Le moyne, voyant celluy cousté, lequel il tenoit assiegé, denué de gens et guardes, magnanimement tyra vers le fort et tant feist qu’il monta sus luy, et aulcuns de ses gens, pensant que plus de crainte et de frayeur donnent ceulx qui surviennent à un conflict que ceulx qui lors à leur force combattent. Toutesfoys ne feist oncques effroy jusques à ce que tous les siens eussent guaigné la muraille, excepté les deux cens hommes d’armes qu’il laissa hors pour les hazars. Puis s’escria horriblement, et les siens ensemble, et sans resistence tuerent les guardes d’icelle porte et la ouvrirent es hommes d’armes, et en toute fiereté coururent ensemble vers la porte de l’Orient, ou estoit le desarroy, et par derriere renverserent toute leur force. Voyans les assiegez de tous coustez et les Garguantuistes avoir gaigné la villes, se rendirent au moyne à mercy. Le moyne leurs feist rendre les bastons et armes, et tous retirer et resserrer par les eglises, saisissant tous les bastons des croix et commettant gens es portes pour les garder de yssir ; puis, ouvrant celle porte orientale, sortit au secours de Gargantua.

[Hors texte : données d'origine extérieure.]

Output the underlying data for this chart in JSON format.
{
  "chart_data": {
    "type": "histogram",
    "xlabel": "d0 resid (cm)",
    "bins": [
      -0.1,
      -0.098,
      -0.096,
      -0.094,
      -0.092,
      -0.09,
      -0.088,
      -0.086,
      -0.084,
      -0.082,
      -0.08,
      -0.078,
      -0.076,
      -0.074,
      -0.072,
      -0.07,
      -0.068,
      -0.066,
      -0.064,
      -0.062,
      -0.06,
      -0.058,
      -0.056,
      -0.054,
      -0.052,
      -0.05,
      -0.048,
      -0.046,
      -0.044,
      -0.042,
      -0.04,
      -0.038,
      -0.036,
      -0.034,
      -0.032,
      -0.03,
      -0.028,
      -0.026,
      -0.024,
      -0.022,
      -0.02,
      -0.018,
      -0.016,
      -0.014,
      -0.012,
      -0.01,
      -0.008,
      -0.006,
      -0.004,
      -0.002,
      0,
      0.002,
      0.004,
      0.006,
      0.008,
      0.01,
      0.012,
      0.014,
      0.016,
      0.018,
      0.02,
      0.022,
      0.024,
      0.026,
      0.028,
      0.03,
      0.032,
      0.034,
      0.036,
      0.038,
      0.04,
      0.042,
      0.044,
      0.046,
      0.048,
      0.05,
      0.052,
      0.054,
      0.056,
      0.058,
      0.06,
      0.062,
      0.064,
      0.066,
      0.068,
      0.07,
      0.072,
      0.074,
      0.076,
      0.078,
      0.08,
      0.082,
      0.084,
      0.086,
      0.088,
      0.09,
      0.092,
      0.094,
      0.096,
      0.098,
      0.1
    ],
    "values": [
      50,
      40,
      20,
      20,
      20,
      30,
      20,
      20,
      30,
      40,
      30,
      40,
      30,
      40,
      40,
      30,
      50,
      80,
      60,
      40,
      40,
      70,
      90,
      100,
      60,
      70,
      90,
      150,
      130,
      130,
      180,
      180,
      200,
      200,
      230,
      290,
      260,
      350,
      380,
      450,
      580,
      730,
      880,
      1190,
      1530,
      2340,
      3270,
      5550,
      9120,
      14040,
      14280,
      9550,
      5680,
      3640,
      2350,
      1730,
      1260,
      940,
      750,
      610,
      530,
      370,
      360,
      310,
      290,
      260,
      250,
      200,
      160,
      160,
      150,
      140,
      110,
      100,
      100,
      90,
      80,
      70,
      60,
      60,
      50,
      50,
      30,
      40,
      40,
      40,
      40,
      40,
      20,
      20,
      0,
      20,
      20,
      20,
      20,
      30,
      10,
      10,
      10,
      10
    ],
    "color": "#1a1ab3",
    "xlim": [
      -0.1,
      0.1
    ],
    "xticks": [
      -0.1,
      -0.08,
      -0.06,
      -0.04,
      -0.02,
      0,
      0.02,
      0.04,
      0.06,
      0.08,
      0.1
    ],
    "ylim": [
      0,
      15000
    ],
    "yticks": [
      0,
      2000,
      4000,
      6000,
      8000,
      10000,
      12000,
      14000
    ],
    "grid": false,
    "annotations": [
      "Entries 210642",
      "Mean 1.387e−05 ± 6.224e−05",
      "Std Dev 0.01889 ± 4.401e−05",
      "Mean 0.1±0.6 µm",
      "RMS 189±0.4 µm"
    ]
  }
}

Mais Picrochole pensoit que le secours luy venoit de la ville, et par oultrecuidance se hazarda plus que devant, jusques à ce que Gargantua s’escrya :

«  Frere Jean, mon amy, Frere Jean, en bon heure, soyez venu. »

Adoncques, congnoissant Picrocholes et ses gens que tout estoit desesperé, prindrent la fuyte en tous endroictz. Gargantua les poursuyvit jusques près Vaugaudry, tuant et massacrant, puis sonna la retraicte.